The family trundled down to the local moving picture show this afternoon, after a curriculum committee meeting, to watch The Hitchhiker’s Guide to the Galaxy. I enjoyed it greatly — it’s light without being lite, and my main complaint was that I would gladly have stayed for a double feature with The Restaurant at the End of the Universe, which I hope is coming soon.
That’s partly because our house is a serious branch office of the Zooey Deschanel fan club, ever since Big Trouble. Margaret was delighted to see her as Trillian, and I second the motion.
The new plot elements worked moderately well; they skewed a little heavily toward Hollywood for my taste, but Douglas Adams skewed toward Hollywood still remains delightful and ingenious. They handled Zaphod’s extra body parts very well; the Vogons were appropriately repulsive; I love Bill Nighy as Slartibartfast, even though I wish he’d paced the name-revelation dialogue a little differently. Mos Def and Martin Freeman did very well, and I toast Sam Rockwell for moving from Guy Fleegman in Galaxy Quest to President of the Universe here.

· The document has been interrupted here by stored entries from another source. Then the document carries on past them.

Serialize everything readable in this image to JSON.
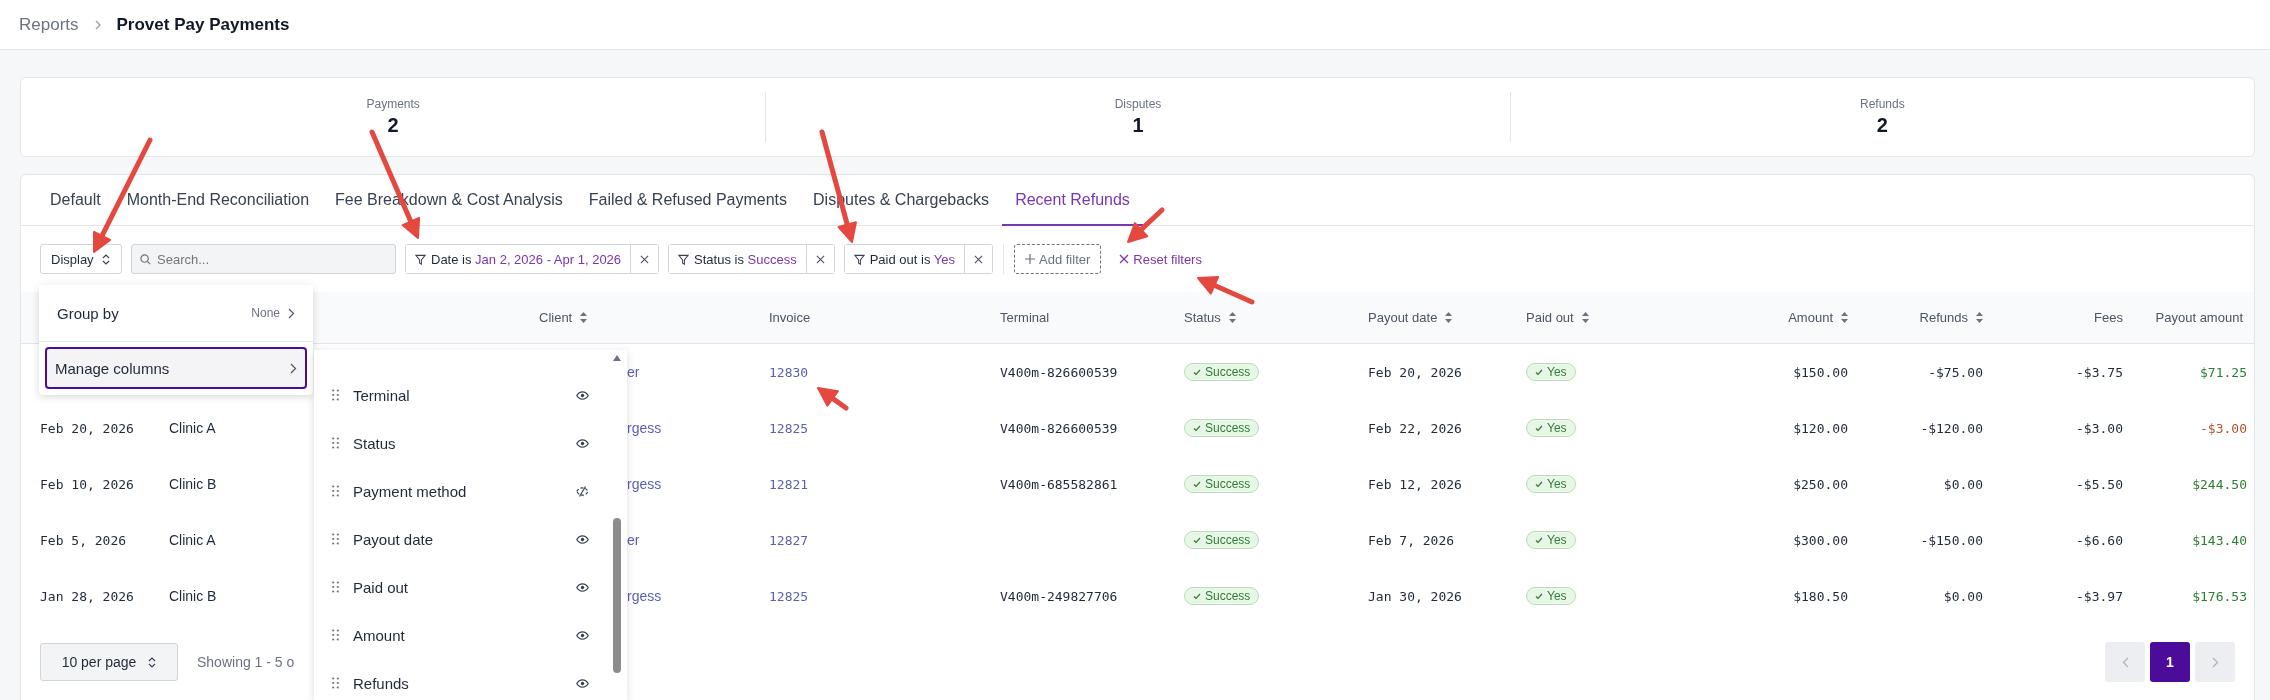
{
  "breadcrumb": {
    "parent": "Reports",
    "current": "Provet Pay Payments"
  },
  "summary": [
    {
      "label": "Payments",
      "value": "2"
    },
    {
      "label": "Disputes",
      "value": "1"
    },
    {
      "label": "Refunds",
      "value": "2"
    }
  ],
  "tabs": [
    {
      "label": "Default",
      "selected": false
    },
    {
      "label": "Month-End Reconciliation",
      "selected": false
    },
    {
      "label": "Fee Breakdown & Cost Analysis",
      "selected": false
    },
    {
      "label": "Failed & Refused Payments",
      "selected": false
    },
    {
      "label": "Disputes & Chargebacks",
      "selected": false
    },
    {
      "label": "Recent Refunds",
      "selected": true
    }
  ],
  "toolbar": {
    "display": "Display",
    "search_placeholder": "Search...",
    "filters": [
      {
        "field": "Date is",
        "value": "Jan 2, 2026 - Apr 1, 2026"
      },
      {
        "field": "Status is",
        "value": "Success"
      },
      {
        "field": "Paid out is",
        "value": "Yes"
      }
    ],
    "add_filter": "Add filter",
    "reset": "Reset filters"
  },
  "display_menu": {
    "items": [
      {
        "label": "Group by",
        "value": "None",
        "selected": false
      },
      {
        "label": "Manage columns",
        "selected": true
      }
    ]
  },
  "columns_menu": {
    "items": [
      {
        "label": "Terminal",
        "visible": true
      },
      {
        "label": "Status",
        "visible": true
      },
      {
        "label": "Payment method",
        "visible": false
      },
      {
        "label": "Payout date",
        "visible": true
      },
      {
        "label": "Paid out",
        "visible": true
      },
      {
        "label": "Amount",
        "visible": true
      },
      {
        "label": "Refunds",
        "visible": true
      }
    ]
  },
  "table": {
    "columns": [
      {
        "label": "Client",
        "sortable": true
      },
      {
        "label": "Invoice",
        "sortable": false
      },
      {
        "label": "Terminal",
        "sortable": false
      },
      {
        "label": "Status",
        "sortable": true
      },
      {
        "label": "Payout date",
        "sortable": true
      },
      {
        "label": "Paid out",
        "sortable": true
      },
      {
        "label": "Amount",
        "sortable": true
      },
      {
        "label": "Refunds",
        "sortable": true
      },
      {
        "label": "Fees",
        "sortable": false
      },
      {
        "label": "Payout amount",
        "sortable": false
      }
    ],
    "rows": [
      {
        "client": "er",
        "invoice": "12830",
        "terminal": "V400m-826600539",
        "status": "Success",
        "payout_date": "Feb 20, 2026",
        "paid_out": "Yes",
        "amount": "$150.00",
        "refunds": "-$75.00",
        "fees": "-$3.75",
        "payout_amount": "$71.25",
        "negative": false
      },
      {
        "date": "Feb 20, 2026",
        "clinic": "Clinic A",
        "client": "rgess",
        "invoice": "12825",
        "terminal": "V400m-826600539",
        "status": "Success",
        "payout_date": "Feb 22, 2026",
        "paid_out": "Yes",
        "amount": "$120.00",
        "refunds": "-$120.00",
        "fees": "-$3.00",
        "payout_amount": "-$3.00",
        "negative": true
      },
      {
        "date": "Feb 10, 2026",
        "clinic": "Clinic B",
        "client": "rgess",
        "invoice": "12821",
        "terminal": "V400m-685582861",
        "status": "Success",
        "payout_date": "Feb 12, 2026",
        "paid_out": "Yes",
        "amount": "$250.00",
        "refunds": "$0.00",
        "fees": "-$5.50",
        "payout_amount": "$244.50",
        "negative": false
      },
      {
        "date": "Feb 5, 2026",
        "clinic": "Clinic A",
        "client": "er",
        "invoice": "12827",
        "status": "Success",
        "payout_date": "Feb 7, 2026",
        "paid_out": "Yes",
        "amount": "$300.00",
        "refunds": "-$150.00",
        "fees": "-$6.60",
        "payout_amount": "$143.40",
        "negative": false
      },
      {
        "date": "Jan 28, 2026",
        "clinic": "Clinic B",
        "client": "rgess",
        "invoice": "12825",
        "terminal": "V400m-249827706",
        "status": "Success",
        "payout_date": "Jan 30, 2026",
        "paid_out": "Yes",
        "amount": "$180.50",
        "refunds": "$0.00",
        "fees": "-$3.97",
        "payout_amount": "$176.53",
        "negative": false
      }
    ]
  },
  "footer": {
    "per_page": "10 per page",
    "showing": "Showing 1 - 5 o",
    "prev_disabled": true,
    "next_disabled": true,
    "pages": [
      {
        "label": "1",
        "selected": true
      }
    ]
  }
}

Adams’s anti-religious tic, though, just gets wearisome for some of us against whom his barbs are directed. Perhaps I’m too touchy, perhaps I should find my life as risible as he would have, but I see in these scenes less of Adams’s outlandish wit and more predictable japery.
So, is Restaurant in production yet?
2 thoughts on “Guide to the <cite>Hitchhiker’s</cite>”
I agree about the movie, although Zaphod drove me nuts (he sounded to much like W). The anti-religious tic always seemed poorly thought through to me as well, but i’ve never been able to figure this [http://tinyurl.com/asyr6] out.
My favorite sci-fi author, R. A. Heinlein, also features a recurring anti-(organized)religion commentary. What disappoints is that, on this theme, he almost wholly lacks the imagination and logical rigor that characterize his work as a whole. I think it’s a “bitten as a child” thing.